С другого конца причала в мою сторону движутся четверо. Первый – мой стажер, чье имя я вдруг вспоминаю: Джейсон. За ним идут двое охранников, по очереди помогая третьему, которого я едва не задушил. Сунув руки в карманы, я жду, когда они приблизятся.
Джейсон держит мой жетон. Подойдя, молча отдает его мне. Охранники проходят мимо, явно надеясь, что я их не остановлю. Напрасно. Я велю им остановиться.
У меня нет желания вредить им. Острота момента прошла. Но и оставлять инцидент безнаказанным я тоже не хочу.
– Касается всех троих.
Они виновато смотрят на меня. Я уже не вижу в них злодеев, какими они казались мне десять минут назад. Обычные парни, сознающие, что накосячили.
– Вы уволены.
Мы с Джейсоном возвращаемся к машине. Я усаживаюсь на переднее сиденье. Он спрашивает, куда ехать. Отвечаю, что на работу. Мне нужно составить отчет о происшествии. С такими делами лучше не тянуть, пока подробности еще свежи в памяти. Меньше всего мне хочется, чтобы мой рассказ хоть в чем-то расходился с записями камер.
– О чем говорил ваш отец? – спрашивает Джейсон.

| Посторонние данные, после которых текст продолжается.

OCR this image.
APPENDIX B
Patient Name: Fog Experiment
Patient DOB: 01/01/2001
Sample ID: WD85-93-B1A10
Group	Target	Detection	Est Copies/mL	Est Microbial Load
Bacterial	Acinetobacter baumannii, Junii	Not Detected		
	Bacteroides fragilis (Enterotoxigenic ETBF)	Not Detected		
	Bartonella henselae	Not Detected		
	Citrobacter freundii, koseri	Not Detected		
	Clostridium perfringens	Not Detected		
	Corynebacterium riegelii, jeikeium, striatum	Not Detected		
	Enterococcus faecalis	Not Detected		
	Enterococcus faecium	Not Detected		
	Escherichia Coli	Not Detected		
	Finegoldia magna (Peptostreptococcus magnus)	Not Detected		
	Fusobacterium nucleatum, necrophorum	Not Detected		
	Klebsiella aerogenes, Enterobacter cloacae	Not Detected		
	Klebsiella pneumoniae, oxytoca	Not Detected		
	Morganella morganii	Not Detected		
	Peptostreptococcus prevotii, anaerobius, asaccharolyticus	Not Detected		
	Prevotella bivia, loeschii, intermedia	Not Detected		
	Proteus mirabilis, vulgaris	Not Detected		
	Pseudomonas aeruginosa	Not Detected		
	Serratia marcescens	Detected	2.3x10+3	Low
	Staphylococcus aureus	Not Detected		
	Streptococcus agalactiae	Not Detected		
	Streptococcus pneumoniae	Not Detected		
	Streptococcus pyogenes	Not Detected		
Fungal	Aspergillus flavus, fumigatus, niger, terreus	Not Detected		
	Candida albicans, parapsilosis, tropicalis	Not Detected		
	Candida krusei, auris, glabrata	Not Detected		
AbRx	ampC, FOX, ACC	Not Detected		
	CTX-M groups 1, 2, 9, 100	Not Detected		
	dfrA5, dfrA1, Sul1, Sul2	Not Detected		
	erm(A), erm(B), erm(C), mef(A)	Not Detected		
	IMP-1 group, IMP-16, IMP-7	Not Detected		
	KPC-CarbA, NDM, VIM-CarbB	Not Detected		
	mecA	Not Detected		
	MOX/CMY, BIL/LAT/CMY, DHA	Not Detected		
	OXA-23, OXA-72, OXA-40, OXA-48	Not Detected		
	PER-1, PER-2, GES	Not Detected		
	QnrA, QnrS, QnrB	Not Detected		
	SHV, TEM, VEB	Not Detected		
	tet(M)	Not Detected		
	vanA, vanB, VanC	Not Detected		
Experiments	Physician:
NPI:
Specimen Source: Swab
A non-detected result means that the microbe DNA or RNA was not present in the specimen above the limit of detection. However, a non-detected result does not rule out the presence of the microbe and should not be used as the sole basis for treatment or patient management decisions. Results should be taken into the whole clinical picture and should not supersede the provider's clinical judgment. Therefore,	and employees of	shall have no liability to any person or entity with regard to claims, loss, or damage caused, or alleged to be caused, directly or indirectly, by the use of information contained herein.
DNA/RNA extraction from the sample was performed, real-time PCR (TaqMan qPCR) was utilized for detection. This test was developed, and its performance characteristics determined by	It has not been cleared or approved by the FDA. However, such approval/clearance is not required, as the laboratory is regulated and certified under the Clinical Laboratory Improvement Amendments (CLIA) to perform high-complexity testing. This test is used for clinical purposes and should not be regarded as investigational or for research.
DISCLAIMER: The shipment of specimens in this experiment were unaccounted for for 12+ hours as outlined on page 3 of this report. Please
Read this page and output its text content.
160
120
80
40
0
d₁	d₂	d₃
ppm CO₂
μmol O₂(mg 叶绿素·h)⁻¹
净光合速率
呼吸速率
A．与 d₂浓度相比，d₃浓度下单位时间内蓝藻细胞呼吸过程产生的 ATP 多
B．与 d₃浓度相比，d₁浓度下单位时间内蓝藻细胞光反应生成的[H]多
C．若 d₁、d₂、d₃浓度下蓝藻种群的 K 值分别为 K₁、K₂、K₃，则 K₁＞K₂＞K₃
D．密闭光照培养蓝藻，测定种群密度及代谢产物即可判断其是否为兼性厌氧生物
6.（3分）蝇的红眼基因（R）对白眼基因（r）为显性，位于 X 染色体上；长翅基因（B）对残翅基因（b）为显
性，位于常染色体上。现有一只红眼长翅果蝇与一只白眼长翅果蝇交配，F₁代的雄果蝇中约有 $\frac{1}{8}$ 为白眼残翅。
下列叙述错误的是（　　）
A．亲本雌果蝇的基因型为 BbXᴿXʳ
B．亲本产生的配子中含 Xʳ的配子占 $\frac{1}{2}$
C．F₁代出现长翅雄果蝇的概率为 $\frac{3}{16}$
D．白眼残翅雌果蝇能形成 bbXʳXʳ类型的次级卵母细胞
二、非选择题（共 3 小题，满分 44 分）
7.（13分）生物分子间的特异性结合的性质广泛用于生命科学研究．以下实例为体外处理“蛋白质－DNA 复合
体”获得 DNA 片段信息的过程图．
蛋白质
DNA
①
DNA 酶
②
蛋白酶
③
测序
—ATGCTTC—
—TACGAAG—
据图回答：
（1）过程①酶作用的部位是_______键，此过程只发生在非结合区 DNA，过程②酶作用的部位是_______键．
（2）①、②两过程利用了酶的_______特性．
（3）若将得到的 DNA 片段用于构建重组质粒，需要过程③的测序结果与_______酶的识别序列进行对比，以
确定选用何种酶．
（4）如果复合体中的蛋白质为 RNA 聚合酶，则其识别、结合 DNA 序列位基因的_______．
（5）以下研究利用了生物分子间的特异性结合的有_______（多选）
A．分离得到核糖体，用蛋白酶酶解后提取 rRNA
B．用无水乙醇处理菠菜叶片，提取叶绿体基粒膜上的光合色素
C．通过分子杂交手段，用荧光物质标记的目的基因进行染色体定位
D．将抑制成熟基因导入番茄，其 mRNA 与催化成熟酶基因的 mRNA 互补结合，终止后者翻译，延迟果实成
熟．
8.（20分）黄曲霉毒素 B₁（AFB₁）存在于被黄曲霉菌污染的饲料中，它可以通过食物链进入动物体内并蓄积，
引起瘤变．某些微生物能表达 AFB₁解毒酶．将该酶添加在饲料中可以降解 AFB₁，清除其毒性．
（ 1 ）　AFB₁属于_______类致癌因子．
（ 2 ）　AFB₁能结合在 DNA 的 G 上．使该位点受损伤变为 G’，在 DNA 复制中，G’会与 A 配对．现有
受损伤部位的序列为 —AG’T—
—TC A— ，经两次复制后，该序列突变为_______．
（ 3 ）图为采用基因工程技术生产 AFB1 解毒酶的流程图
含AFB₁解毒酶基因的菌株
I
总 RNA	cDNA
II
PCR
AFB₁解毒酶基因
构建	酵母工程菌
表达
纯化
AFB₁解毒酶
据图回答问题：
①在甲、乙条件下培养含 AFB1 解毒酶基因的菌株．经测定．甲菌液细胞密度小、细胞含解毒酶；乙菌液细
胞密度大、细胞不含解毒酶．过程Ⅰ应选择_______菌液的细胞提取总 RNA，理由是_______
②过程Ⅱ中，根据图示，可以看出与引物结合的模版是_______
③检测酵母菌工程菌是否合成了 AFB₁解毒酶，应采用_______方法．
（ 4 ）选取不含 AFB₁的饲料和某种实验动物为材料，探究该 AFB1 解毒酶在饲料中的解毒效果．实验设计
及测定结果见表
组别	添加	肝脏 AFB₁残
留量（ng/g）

«Этот мир – совсем не тот мир. Ты – это не ты». Фразы кажутся мне лишенными контекста, они сиротливо плавают, как атомы в вакууме. Но последовательность их произнесения порождает цепочку мыслей. Правда, мысли связаны лишь друг с другом. «Ораниос. Это все Ораниос».
Что такое Ораниос?
К площади Просперити едем молча. Пешеходов стало меньше: обеденный перерыв закончился, а дождь, наоборот, вот-вот начнется. Стоит мне подумать о дожде, как небеса посылают подтверждение. В небе над гаванью сверкает молния. По крыше машины ударяет несколько капель, а затем дождь начинается по-настоящему: теплый, колючий тропический ливень, заставляющий последних пешеходов спешно искать укрытие. Навесы витрин кафе. Двери офисов. Павильончики автобусных остановок. Особо стойкие продолжают идти, держа над головой портфели и газеты. Приятное зрелище, пробуждающее чудесные воспоминания. Дождливое утро, когда мы вместе с мамой собираем картину из фрагментов, и моя радость, когда я нахожу нужный кусочек, на котором изображено небо. Послеполуденный час, когда после школы я зашел к приятелю и, возвращаясь от него домой, попал под ливень. Я не стал прятаться, а стоял, запрокинув голову, и наслаждался дождевыми каплями, бившими по лицу. Еще одно воспоминания из времен, когда мы с Элизой только поженились. После близости мы уснули, но среди ночи нас разбудила гроза. Повинуясь ее магии, мы молча взглянули друг на друга и снова занялись любовью под шум дождя.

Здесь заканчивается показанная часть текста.